Les Enfants de la Résistance : La critique
LES ENFANTS DE LA RÉSISTANCE
– Date de sortie : 11/02/2026
– Durée du film : 1h41 minutes
– Réalisateur : Christophe Barratier
– Scénario : C. Barratier, S. Keller, d’après la BD de Vincent Dugomier et Benoît Ers
– Interprètes : Lucas Hector, Nina Filbrandt, Octave Gerbi, Artus, Gérard Jugnot
Pendant l’occupation allemande durant la Seconde Guerre mondiale, François, Eusèbe et Lisa, trois enfants courageux, se lancent dans une aventure secrète : résister aux nazis en plein cœur de la France. Sabotages, messages cachés et évasions périlleuses, ils mènent des actions clandestines sous le nez de l’ennemi. L’audace et l’amitié sont leurs seules armes pour lutter contre l’injustice.
LA CRITIQUE
L’adaptation de la BD de Vincent Dugomier et Benoît Ers en tire l’essence, et une bonne partie de ce que l’on pouvait s’attendre dans le laps de temps alloué par un long-métrage.

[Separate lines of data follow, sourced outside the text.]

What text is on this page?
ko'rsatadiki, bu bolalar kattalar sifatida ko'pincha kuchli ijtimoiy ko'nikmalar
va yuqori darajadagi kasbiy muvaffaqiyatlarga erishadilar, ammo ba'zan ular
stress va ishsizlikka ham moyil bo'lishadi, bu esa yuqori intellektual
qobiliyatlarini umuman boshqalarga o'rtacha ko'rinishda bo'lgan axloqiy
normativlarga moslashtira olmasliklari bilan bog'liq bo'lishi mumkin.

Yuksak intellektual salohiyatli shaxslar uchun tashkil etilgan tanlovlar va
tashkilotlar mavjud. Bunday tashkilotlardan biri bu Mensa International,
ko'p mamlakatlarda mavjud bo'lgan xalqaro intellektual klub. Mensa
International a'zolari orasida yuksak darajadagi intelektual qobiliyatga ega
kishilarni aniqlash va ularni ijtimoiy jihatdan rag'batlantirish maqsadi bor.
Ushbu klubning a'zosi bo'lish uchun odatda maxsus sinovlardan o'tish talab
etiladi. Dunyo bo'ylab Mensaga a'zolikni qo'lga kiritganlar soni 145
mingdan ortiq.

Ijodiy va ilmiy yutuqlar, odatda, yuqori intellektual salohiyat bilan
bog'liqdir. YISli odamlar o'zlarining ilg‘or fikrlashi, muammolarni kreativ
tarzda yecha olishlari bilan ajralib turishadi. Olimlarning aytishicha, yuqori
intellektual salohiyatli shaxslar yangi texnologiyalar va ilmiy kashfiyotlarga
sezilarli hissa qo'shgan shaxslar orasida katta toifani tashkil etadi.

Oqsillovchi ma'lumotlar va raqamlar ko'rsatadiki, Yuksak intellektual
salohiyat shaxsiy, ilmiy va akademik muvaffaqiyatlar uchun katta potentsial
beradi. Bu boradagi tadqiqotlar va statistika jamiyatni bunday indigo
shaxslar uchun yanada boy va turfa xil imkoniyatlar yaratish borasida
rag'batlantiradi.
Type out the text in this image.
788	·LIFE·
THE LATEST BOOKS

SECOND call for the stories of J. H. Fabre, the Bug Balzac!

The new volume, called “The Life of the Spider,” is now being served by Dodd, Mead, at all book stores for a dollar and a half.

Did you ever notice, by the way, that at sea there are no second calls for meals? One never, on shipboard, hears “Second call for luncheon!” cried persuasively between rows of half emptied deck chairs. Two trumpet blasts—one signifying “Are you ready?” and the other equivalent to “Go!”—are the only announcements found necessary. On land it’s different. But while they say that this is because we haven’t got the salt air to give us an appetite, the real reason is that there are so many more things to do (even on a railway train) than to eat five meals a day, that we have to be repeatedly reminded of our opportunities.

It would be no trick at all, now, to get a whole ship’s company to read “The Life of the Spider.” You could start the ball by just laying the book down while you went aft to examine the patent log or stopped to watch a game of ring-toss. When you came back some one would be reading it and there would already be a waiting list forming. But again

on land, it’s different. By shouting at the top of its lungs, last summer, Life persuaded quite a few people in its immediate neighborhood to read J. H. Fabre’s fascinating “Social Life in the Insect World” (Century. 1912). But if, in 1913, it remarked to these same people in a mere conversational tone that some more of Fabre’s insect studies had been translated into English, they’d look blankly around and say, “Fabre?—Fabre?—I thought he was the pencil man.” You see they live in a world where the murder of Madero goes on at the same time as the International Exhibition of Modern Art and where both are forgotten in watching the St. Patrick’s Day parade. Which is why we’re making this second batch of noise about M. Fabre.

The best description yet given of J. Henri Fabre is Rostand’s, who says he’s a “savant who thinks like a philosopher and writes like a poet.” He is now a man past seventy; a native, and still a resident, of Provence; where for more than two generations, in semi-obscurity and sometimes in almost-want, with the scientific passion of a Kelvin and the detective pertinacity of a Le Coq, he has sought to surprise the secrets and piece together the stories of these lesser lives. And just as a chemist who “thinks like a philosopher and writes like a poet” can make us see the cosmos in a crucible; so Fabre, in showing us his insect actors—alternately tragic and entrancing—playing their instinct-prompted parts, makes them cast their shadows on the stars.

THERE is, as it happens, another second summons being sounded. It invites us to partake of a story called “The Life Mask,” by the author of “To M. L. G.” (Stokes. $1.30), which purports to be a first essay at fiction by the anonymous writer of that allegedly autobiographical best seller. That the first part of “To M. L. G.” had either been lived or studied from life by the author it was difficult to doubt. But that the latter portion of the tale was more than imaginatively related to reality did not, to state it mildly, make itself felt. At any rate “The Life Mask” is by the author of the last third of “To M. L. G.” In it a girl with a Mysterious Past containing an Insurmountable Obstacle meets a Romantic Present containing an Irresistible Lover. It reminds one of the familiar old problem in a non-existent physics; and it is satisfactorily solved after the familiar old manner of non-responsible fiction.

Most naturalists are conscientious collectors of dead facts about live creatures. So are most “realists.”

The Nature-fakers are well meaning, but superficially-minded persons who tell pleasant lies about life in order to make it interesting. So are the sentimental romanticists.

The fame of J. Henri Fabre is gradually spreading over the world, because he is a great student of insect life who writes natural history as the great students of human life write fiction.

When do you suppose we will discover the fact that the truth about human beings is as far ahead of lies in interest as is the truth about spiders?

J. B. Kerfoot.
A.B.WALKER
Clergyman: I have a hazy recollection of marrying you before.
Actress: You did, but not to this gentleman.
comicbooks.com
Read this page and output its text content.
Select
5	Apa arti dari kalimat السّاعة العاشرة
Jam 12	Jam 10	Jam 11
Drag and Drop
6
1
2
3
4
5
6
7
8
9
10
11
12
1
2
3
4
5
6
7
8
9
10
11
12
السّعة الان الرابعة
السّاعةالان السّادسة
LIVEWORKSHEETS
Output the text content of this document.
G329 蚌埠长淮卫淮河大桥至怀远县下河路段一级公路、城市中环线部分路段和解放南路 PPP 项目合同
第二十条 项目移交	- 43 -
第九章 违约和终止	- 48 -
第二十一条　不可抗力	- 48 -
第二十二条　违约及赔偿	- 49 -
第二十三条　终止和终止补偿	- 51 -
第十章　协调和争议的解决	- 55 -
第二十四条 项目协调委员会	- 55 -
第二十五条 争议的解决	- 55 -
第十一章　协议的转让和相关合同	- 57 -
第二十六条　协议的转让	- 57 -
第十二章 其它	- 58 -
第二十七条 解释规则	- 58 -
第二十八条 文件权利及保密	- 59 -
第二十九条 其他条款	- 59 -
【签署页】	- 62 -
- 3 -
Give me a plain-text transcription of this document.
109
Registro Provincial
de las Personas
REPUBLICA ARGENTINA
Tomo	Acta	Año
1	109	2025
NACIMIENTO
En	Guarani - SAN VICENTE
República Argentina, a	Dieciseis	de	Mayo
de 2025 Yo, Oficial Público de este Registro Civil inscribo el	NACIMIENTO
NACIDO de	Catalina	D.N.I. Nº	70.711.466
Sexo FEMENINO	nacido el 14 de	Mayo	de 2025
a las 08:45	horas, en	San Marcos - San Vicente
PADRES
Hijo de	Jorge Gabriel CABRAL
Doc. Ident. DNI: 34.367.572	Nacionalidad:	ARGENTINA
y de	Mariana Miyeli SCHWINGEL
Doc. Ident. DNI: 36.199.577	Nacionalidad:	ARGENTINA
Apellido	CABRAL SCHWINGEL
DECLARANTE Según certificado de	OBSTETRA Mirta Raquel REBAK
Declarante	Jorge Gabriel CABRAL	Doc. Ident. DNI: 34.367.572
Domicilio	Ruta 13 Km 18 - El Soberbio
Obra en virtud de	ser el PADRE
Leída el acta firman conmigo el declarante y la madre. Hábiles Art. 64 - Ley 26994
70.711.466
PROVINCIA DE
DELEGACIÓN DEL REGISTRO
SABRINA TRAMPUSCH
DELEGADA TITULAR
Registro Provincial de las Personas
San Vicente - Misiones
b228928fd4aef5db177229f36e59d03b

Christophe Barratier est notoirement connu pour l’exercice de façonnage de l’ambiance des films dont les protagonistes sont des enfants. Pourtant, à aucun moment, le film n’arrive à reproduire la magie des Choristes (ou de Faubourg 36, dans un autre style) et resuce plutôt les défauts de La Nouvelle Guerre des boutons.
Le scénario est en fait trop ténu, et retranscrit trop les attentes de rebondissements d’un film sur la Résistance (avec, le collabo, l’arrivée des SS, l’enfant traître, les villageois qui hésitent à résister dans la peur...).
Bien entendu, difficile de se passer de l’histoire de la BD et des tropes du genre, mais au moins aurait-il fallu ne pas verbaliser ce qui allait arriver. En effet, après 3 minutes, le grand cousin part à la guerre en disant qu’il va vite revenir, mais qu’en attendant le petit François sera le gardien de l’écluse, insistant sur le fait que, s’il la ferme, cela inondera le terrain en contrebas et provoquera un glissement de terrain. Inutile d’être Cassandre pour alors prévoir ce qu’il se passera ensuite ! Ces choses s’enchaînent jusqu’au panneau final qui surprendra fatalement le spectateur et lui fera lâcher un petit "C’est tout ?" interne, même si la fin est belle.
Parmi les choses qui fonctionnent bien mieux, parlons des acteurs. Les adultes font très bien le job des notables du village, et les pépés que l’on croise au bar ont des gueules fantastiques. Gérard Jugnot est malheureusement sous-employé, mais Artus est formidable, tout en retenue, à l’opposée totale des personnages humoristiques qui l’on fait connaître. Il faudra dorénavant compter sur lui dans le milieu. Les enfants reproduisent bien le trio de la BD et campent des personnages beaux et solides.
Elle t’aime pas, elle t’aime vraiment pas.
Autre point fort, la retenue d’utiliser les codes de la BD et de ne retranscrire que ce décalage entre les actions du Lynx (le groupe que forment les enfants) et la vie quotidienne de la guerre. À tout moment, il y a des instants heureux. Les regards entre les différents personnages sont particulièrement intéressants pour suspendre ces parenthèses qui peuvent aussi être graves. Malheureusement, la musique "façon Choristes" insiste peut-être un peu trop.
L’idée de base est donc bonne, mais on ne le doit qu’aux auteurs de la BD. Son adaptation, elle, ne fait après tout que la rendre accessible aux adeptes des salles obscures et la sortir des bulles. On y passe un bon moment, mais avec peu de choses à vraiment se mettre sous la dent au final.
Cet article est dédié à mon père qui fut un de ces enfants et assista à cette séance de cinéma à mes côtés, ainsi qu’à ma grand-mère, qui me racontèrent tous deux la Résistance et la Seconde Guerre mondiale, avec force détails, dont on pourrait tirer plusieurs films, et dont les récits plein de vie, nourrissent encore aujourd’hui l’imaginaire de mes écrits.